FINMA and the four serious violations

As a consequence of enforcement actions, FINMA accused BSI of four serious breaches of supervisory law: not being 'duly diligent' enough to prevent money laundering, not keeping documents when it should have done, not managing risks appropriately and not guaranteeing proper business conduct. FINMA thought that it was impossible for BSI not to have known that it was committing these faux pas. The fact that many transactions amounted to many millions of Swiss francs apiece, plus the involvement of politically exposed people or PEPs should have led it to investigate rigorously.

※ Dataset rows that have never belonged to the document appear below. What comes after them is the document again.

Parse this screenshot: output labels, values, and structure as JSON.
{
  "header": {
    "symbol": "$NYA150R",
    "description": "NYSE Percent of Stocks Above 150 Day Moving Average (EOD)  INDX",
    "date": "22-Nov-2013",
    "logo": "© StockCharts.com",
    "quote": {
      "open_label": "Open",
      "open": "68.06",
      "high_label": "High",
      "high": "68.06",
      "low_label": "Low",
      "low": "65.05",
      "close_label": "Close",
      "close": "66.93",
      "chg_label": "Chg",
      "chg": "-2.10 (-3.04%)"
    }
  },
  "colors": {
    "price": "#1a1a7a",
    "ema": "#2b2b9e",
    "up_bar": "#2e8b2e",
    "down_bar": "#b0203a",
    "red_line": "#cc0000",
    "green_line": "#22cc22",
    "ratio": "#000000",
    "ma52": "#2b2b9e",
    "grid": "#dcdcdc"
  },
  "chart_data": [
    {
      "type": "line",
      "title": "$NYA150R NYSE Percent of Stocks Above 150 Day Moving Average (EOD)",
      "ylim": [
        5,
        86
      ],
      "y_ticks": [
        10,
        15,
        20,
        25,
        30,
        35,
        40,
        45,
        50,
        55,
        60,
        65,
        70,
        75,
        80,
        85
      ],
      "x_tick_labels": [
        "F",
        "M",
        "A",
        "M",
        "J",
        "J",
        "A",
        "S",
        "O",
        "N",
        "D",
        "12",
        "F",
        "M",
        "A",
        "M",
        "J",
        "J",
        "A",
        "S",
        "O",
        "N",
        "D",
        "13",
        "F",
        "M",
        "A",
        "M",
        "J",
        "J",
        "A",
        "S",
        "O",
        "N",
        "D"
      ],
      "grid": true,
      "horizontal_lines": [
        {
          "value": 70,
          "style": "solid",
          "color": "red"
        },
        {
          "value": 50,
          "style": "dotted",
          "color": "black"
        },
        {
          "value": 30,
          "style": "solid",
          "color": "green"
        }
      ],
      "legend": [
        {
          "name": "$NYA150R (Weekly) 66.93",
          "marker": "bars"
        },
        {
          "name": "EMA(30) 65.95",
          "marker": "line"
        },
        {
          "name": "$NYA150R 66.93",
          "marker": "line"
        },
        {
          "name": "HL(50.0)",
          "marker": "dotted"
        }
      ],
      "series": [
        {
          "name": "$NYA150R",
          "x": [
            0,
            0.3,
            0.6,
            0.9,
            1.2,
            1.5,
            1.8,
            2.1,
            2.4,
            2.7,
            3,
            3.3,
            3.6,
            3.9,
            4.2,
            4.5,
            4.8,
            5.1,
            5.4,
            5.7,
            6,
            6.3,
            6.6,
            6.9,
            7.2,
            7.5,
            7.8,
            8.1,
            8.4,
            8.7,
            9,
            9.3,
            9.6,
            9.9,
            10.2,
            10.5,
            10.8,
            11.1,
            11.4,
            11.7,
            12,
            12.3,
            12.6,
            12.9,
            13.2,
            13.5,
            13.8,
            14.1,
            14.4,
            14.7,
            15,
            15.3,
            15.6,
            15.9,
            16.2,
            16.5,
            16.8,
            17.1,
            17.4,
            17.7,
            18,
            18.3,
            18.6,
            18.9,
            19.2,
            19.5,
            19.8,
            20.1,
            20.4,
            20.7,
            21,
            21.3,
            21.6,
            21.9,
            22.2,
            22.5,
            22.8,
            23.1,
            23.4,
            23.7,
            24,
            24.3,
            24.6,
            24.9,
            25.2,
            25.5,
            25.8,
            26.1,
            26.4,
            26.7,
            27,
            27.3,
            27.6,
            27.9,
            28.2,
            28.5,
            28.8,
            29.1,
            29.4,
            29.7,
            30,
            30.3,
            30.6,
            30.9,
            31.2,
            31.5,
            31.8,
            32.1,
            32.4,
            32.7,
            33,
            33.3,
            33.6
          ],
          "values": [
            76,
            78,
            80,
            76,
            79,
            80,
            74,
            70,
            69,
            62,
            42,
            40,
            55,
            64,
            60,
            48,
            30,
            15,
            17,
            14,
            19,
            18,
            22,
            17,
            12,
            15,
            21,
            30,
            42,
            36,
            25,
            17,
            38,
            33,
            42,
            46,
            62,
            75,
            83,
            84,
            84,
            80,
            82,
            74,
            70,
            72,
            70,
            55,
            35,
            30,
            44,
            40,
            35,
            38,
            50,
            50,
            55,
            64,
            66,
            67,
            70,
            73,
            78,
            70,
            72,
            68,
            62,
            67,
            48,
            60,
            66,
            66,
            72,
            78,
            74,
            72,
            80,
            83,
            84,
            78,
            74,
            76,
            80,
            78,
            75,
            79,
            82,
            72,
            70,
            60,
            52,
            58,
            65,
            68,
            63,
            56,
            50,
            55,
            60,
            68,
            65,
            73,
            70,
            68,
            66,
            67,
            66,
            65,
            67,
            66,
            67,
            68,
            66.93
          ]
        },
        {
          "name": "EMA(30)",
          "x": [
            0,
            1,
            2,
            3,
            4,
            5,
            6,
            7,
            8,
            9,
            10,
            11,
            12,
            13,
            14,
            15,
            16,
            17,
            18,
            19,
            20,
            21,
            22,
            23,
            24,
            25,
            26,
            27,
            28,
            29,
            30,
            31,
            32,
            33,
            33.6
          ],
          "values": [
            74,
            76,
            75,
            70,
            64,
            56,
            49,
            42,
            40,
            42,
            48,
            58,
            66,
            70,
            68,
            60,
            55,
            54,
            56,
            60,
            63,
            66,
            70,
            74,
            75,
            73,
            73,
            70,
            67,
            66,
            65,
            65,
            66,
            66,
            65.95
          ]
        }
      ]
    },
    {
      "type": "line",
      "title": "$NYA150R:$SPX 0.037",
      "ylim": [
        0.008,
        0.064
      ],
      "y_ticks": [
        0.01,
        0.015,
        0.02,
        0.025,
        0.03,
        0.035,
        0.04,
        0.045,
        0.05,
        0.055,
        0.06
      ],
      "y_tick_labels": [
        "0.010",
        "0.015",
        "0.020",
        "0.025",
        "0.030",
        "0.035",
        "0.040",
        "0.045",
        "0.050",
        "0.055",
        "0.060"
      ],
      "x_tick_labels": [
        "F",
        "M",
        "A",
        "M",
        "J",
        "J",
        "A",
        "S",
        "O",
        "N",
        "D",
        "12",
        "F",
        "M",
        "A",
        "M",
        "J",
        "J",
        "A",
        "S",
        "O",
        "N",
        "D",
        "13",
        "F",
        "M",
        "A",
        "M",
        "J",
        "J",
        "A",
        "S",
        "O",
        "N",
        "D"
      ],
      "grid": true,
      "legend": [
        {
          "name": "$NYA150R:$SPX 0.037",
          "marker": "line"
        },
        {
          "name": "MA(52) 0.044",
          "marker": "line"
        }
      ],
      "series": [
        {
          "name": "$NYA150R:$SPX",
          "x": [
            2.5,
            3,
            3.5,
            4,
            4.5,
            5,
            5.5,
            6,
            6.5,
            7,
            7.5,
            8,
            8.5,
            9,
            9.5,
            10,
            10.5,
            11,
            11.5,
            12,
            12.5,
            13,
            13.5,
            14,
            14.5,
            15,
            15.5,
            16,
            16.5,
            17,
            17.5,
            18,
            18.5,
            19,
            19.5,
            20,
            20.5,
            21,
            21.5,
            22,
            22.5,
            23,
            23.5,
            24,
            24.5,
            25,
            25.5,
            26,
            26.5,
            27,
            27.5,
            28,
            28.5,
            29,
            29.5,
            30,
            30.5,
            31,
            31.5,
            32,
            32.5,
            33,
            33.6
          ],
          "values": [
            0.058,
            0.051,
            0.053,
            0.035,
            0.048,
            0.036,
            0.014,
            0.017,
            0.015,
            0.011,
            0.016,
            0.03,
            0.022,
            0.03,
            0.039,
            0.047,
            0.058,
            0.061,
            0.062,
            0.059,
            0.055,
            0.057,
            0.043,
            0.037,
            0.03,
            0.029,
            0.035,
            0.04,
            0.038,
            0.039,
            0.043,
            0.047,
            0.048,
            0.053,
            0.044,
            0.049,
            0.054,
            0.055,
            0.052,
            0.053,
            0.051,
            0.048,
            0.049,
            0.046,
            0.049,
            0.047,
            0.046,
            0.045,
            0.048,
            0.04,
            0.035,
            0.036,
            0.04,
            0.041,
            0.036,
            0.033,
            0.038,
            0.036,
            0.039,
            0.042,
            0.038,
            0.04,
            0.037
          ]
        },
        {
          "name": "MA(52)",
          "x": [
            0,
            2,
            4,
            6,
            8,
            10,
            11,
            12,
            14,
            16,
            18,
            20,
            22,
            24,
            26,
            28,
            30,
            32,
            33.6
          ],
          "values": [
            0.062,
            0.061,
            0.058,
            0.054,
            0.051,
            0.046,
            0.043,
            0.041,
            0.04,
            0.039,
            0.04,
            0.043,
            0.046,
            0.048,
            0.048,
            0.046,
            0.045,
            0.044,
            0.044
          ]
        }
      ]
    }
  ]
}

In its decision of 23 May 2016, FINMA guessed that BSI had generated SFr95 million in illegal profits and ordered the confiscation of this amount "to ensure the restoration of compliance with the law." The court has now found this estimate to be incomprehensible.

A compensatory arrangement between two cases

Article 35 Financial Market Supervision Act (FINMASA) authorises FINMA to estimate the extent of the assets to be confiscated if the amount cannot be ascertained or requires a disproportionate effort to be ascertained. The court has written in its judgment: "According to the practice, the impossibility or unreasonableness of determining an exact figure can only refer to individual elements regarding profit or expense. Accordingly, the estimate must be limited to individual calculation factors.

"Furthermore, the confiscation has to correspond to the actual profit generated by the infringement. However, FINMA also justifies the amount of SFr95 million with its renouncement to implement a seizure in another corruption case involving BSI’s Brazilian customers. According to the [court] it is not clear why, instead of performing exact calculations, FINMA is making a kind of compensatory arrangement between two cases. The [court] thus partially upholds the appeal lodged by BSI and refers the decision back to FINMA."

FINMA can appeal against the judgement in the Federal Supreme Court, if it so chooses.